Objects derived from ``ZstdCompressor`` and ``ZstdDecompressor`` that
perform (de)compression operations (such as ``ZstdCompressionReader`` and
``ZstdDecompressionWriter``) are bound to the ``ZstdCompressor`` or
``ZstdDecompressor`` from which they came and are therefore not thread safe
by extension.

Some operations require multiple function calls to complete. e.g. streaming
operations. A single ``ZstdCompressor`` or ``ZstdDecompressor`` cannot be used
for simultaneously active operations. e.g. you must not start a streaming
operation when another streaming operation is already active.

If you need to perform multiple compression or decompression operations in
parallel, you MUST construct multiple ``ZstdCompressor`` or ``ZstdDecompressor``
instances so each independent operation has its own ``ZstdCompressor`` or
``ZstdDecompressor`` instance.

The C extension releases the GIL during non-trivial calls into the zstd C
API. Non-trivial calls are notably compression and decompression. Trivial
calls are things like parsing frame parameters. Where the GIL is released
is considered an implementation detail and can change in any release.

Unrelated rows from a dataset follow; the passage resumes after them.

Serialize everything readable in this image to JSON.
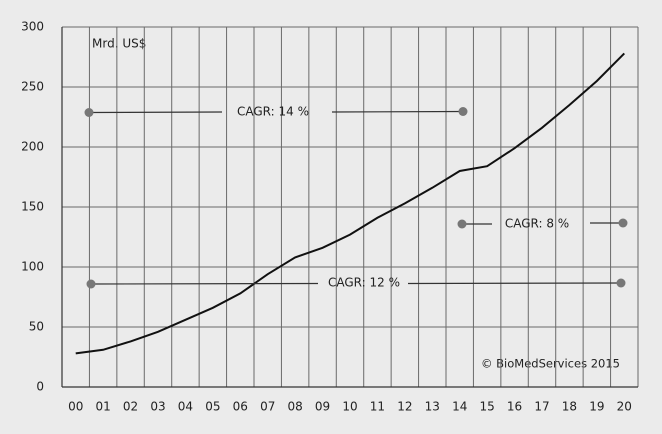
{
  "chart_data": {
    "type": "line",
    "y_label": "Mrd. US$",
    "source": "© BioMedServices 2015",
    "categories": [
      "00",
      "01",
      "02",
      "03",
      "04",
      "05",
      "06",
      "07",
      "08",
      "09",
      "10",
      "11",
      "12",
      "13",
      "14",
      "15",
      "16",
      "17",
      "18",
      "19",
      "20"
    ],
    "values": [
      28,
      31,
      38,
      46,
      56,
      66,
      78,
      94,
      108,
      116,
      127,
      141,
      153,
      166,
      180,
      184,
      199,
      216,
      235,
      255,
      278
    ],
    "color": "#111111",
    "ylim": [
      0,
      300
    ],
    "yticks": [
      0,
      50,
      100,
      150,
      200,
      250,
      300
    ],
    "grid": true,
    "annotations": [
      "CAGR: 14 %",
      "CAGR: 8 %",
      "CAGR: 12 %"
    ]
  }
}
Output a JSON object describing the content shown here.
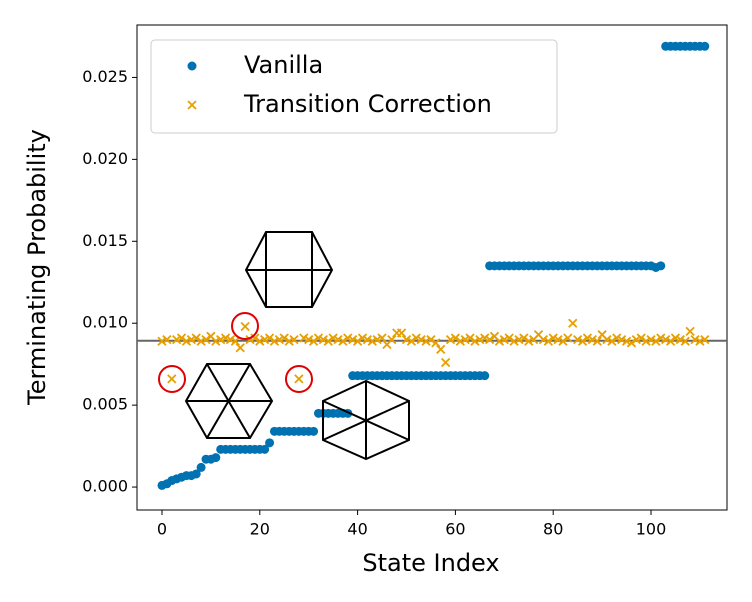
{
  "chart_data": {
    "type": "scatter",
    "xlabel": "State Index",
    "ylabel": "Terminating Probability",
    "xlim": [
      -5.11,
      115.54
    ],
    "ylim": [
      -0.0014,
      0.0282
    ],
    "xticks": [
      0,
      20,
      40,
      60,
      80,
      100
    ],
    "yticks": [
      {
        "value": 0,
        "label": "0.000"
      },
      {
        "value": 0.005,
        "label": "0.005"
      },
      {
        "value": 0.01,
        "label": "0.010"
      },
      {
        "value": 0.015,
        "label": "0.015"
      },
      {
        "value": 0.02,
        "label": "0.020"
      },
      {
        "value": 0.025,
        "label": "0.025"
      }
    ],
    "hline": 0.00893,
    "hline_color": "#666666",
    "legend": "upper left",
    "x": [
      0,
      1,
      2,
      3,
      4,
      5,
      6,
      7,
      8,
      9,
      10,
      11,
      12,
      13,
      14,
      15,
      16,
      17,
      18,
      19,
      20,
      21,
      22,
      23,
      24,
      25,
      26,
      27,
      28,
      29,
      30,
      31,
      32,
      33,
      34,
      35,
      36,
      37,
      38,
      39,
      40,
      41,
      42,
      43,
      44,
      45,
      46,
      47,
      48,
      49,
      50,
      51,
      52,
      53,
      54,
      55,
      56,
      57,
      58,
      59,
      60,
      61,
      62,
      63,
      64,
      65,
      66,
      67,
      68,
      69,
      70,
      71,
      72,
      73,
      74,
      75,
      76,
      77,
      78,
      79,
      80,
      81,
      82,
      83,
      84,
      85,
      86,
      87,
      88,
      89,
      90,
      91,
      92,
      93,
      94,
      95,
      96,
      97,
      98,
      99,
      100,
      101,
      102,
      103,
      104,
      105,
      106,
      107,
      108,
      109,
      110,
      111
    ],
    "series": [
      {
        "name": "Vanilla",
        "color": "#0072b2",
        "marker": "o",
        "values": [
          0.0001,
          0.0002,
          0.0004,
          0.0005,
          0.0006,
          0.0007,
          0.0007,
          0.0008,
          0.0012,
          0.0017,
          0.0017,
          0.0018,
          0.0023,
          0.0023,
          0.0023,
          0.0023,
          0.0023,
          0.0023,
          0.0023,
          0.0023,
          0.0023,
          0.0023,
          0.0027,
          0.0034,
          0.0034,
          0.0034,
          0.0034,
          0.0034,
          0.0034,
          0.0034,
          0.0034,
          0.0034,
          0.0045,
          0.0045,
          0.0045,
          0.0045,
          0.0045,
          0.0045,
          0.0045,
          0.0068,
          0.0068,
          0.0068,
          0.0068,
          0.0068,
          0.0068,
          0.0068,
          0.0068,
          0.0068,
          0.0068,
          0.0068,
          0.0068,
          0.0068,
          0.0068,
          0.0068,
          0.0068,
          0.0068,
          0.0068,
          0.0068,
          0.0068,
          0.0068,
          0.0068,
          0.0068,
          0.0068,
          0.0068,
          0.0068,
          0.0068,
          0.0068,
          0.0135,
          0.0135,
          0.0135,
          0.0135,
          0.0135,
          0.0135,
          0.0135,
          0.0135,
          0.0135,
          0.0135,
          0.0135,
          0.0135,
          0.0135,
          0.0135,
          0.0135,
          0.0135,
          0.0135,
          0.0135,
          0.0135,
          0.0135,
          0.0135,
          0.0135,
          0.0135,
          0.0135,
          0.0135,
          0.0135,
          0.0135,
          0.0135,
          0.0135,
          0.0135,
          0.0135,
          0.0135,
          0.0135,
          0.0135,
          0.0134,
          0.0135,
          0.0269,
          0.0269,
          0.0269,
          0.0269,
          0.0269,
          0.0269,
          0.0269,
          0.0269,
          0.0269
        ]
      },
      {
        "name": "Transition Correction",
        "color": "#e69f00",
        "marker": "x",
        "values": [
          0.0089,
          0.009,
          0.0066,
          0.009,
          0.0091,
          0.0089,
          0.009,
          0.0091,
          0.0089,
          0.009,
          0.0092,
          0.0089,
          0.009,
          0.0091,
          0.009,
          0.0089,
          0.0085,
          0.0098,
          0.009,
          0.0091,
          0.0089,
          0.009,
          0.0091,
          0.0089,
          0.009,
          0.0091,
          0.0089,
          0.009,
          0.0066,
          0.0091,
          0.009,
          0.0089,
          0.0091,
          0.009,
          0.0089,
          0.0091,
          0.009,
          0.0089,
          0.0091,
          0.009,
          0.0089,
          0.0091,
          0.009,
          0.0089,
          0.009,
          0.0091,
          0.0087,
          0.009,
          0.0094,
          0.0094,
          0.009,
          0.0089,
          0.0091,
          0.009,
          0.0089,
          0.009,
          0.0088,
          0.0084,
          0.0076,
          0.009,
          0.0091,
          0.0089,
          0.009,
          0.0091,
          0.0089,
          0.009,
          0.0091,
          0.009,
          0.0092,
          0.0089,
          0.009,
          0.0091,
          0.0089,
          0.009,
          0.0091,
          0.0089,
          0.009,
          0.0093,
          0.009,
          0.0089,
          0.0091,
          0.009,
          0.0089,
          0.0091,
          0.01,
          0.009,
          0.0089,
          0.0091,
          0.009,
          0.0089,
          0.0093,
          0.009,
          0.0089,
          0.0091,
          0.009,
          0.0089,
          0.0088,
          0.009,
          0.0091,
          0.0089,
          0.009,
          0.0089,
          0.0091,
          0.009,
          0.0089,
          0.0091,
          0.009,
          0.0089,
          0.0095,
          0.009,
          0.0089,
          0.009
        ]
      }
    ]
  }
}
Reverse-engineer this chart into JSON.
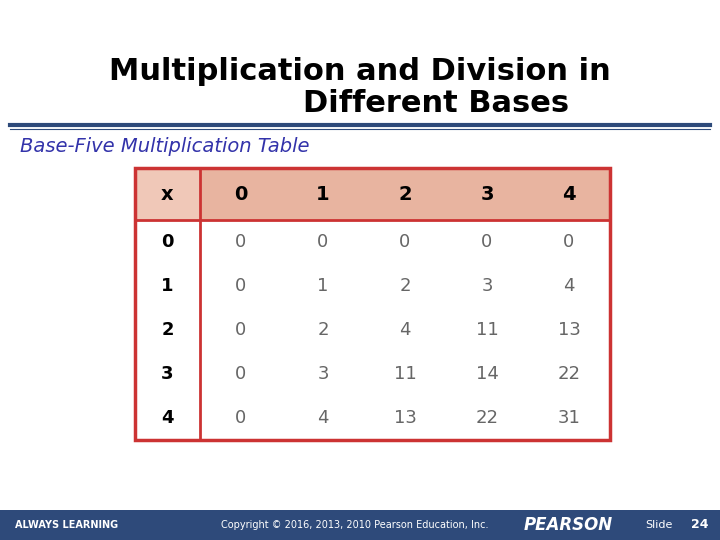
{
  "title_line1": "Multiplication and Division in",
  "title_line2": "Different Bases",
  "subtitle": "Base-Five Multiplication Table",
  "table_header": [
    "x",
    "0",
    "1",
    "2",
    "3",
    "4"
  ],
  "table_rows": [
    [
      "0",
      "0",
      "0",
      "0",
      "0",
      "0"
    ],
    [
      "1",
      "0",
      "1",
      "2",
      "3",
      "4"
    ],
    [
      "2",
      "0",
      "2",
      "4",
      "11",
      "13"
    ],
    [
      "3",
      "0",
      "3",
      "11",
      "14",
      "22"
    ],
    [
      "4",
      "0",
      "4",
      "13",
      "22",
      "31"
    ]
  ],
  "title_color": "#000000",
  "subtitle_color": "#3333aa",
  "header_bg_color": "#e8b4a0",
  "header_left_bg_color": "#f0c8b8",
  "table_border_color": "#cc3333",
  "table_inner_line_color": "#cc3333",
  "row_label_color": "#000000",
  "cell_text_color": "#666666",
  "header_text_color": "#000000",
  "footer_bg_color": "#2e4a7a",
  "footer_text_color": "#ffffff",
  "background_color": "#ffffff",
  "divider_color": "#2e4a7a",
  "copyright_text": "Copyright © 2016, 2013, 2010 Pearson Education, Inc.",
  "footer_left_text": "ALWAYS LEARNING",
  "footer_right_text": "PEARSON",
  "slide_text": "Slide",
  "slide_number": "24"
}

APIs that accept bytes-like objects don't enforce that the underlying object
is read-only. However, it is assumed that the passed object is read-only for
the duration of the function call. It is possible to pass a mutable object
(like a ``bytearray``) to e.g. ``ZstdCompressor.compress()``, have the GIL
released, and mutate the object from another thread. Such a race condition
is a bug in the consumer of python-zstandard. Most Python data types are
immutable, so unless you are doing something fancy, you don't need to
worry about this.

Performance Considerations
==========================

The ``ZstdCompressor`` and ``ZstdDecompressor`` types maintain state to a
persistent compression or decompression *context*. Reusing a ``ZstdCompressor``
or ``ZstdDecompressor`` instance for multiple operations is faster than
instantiating a new ``ZstdCompressor`` or ``ZstdDecompressor`` for each
operation. The differences are magnified as the size of data decreases. For
example, the difference between *context* reuse and non-reuse for 100,000
100 byte inputs will be significant (possibly over 10x faster to reuse contexts)
whereas 10 100,000,000 byte inputs will be more similar in speed (because the
time spent doing compression dwarfs time spent creating new *contexts*).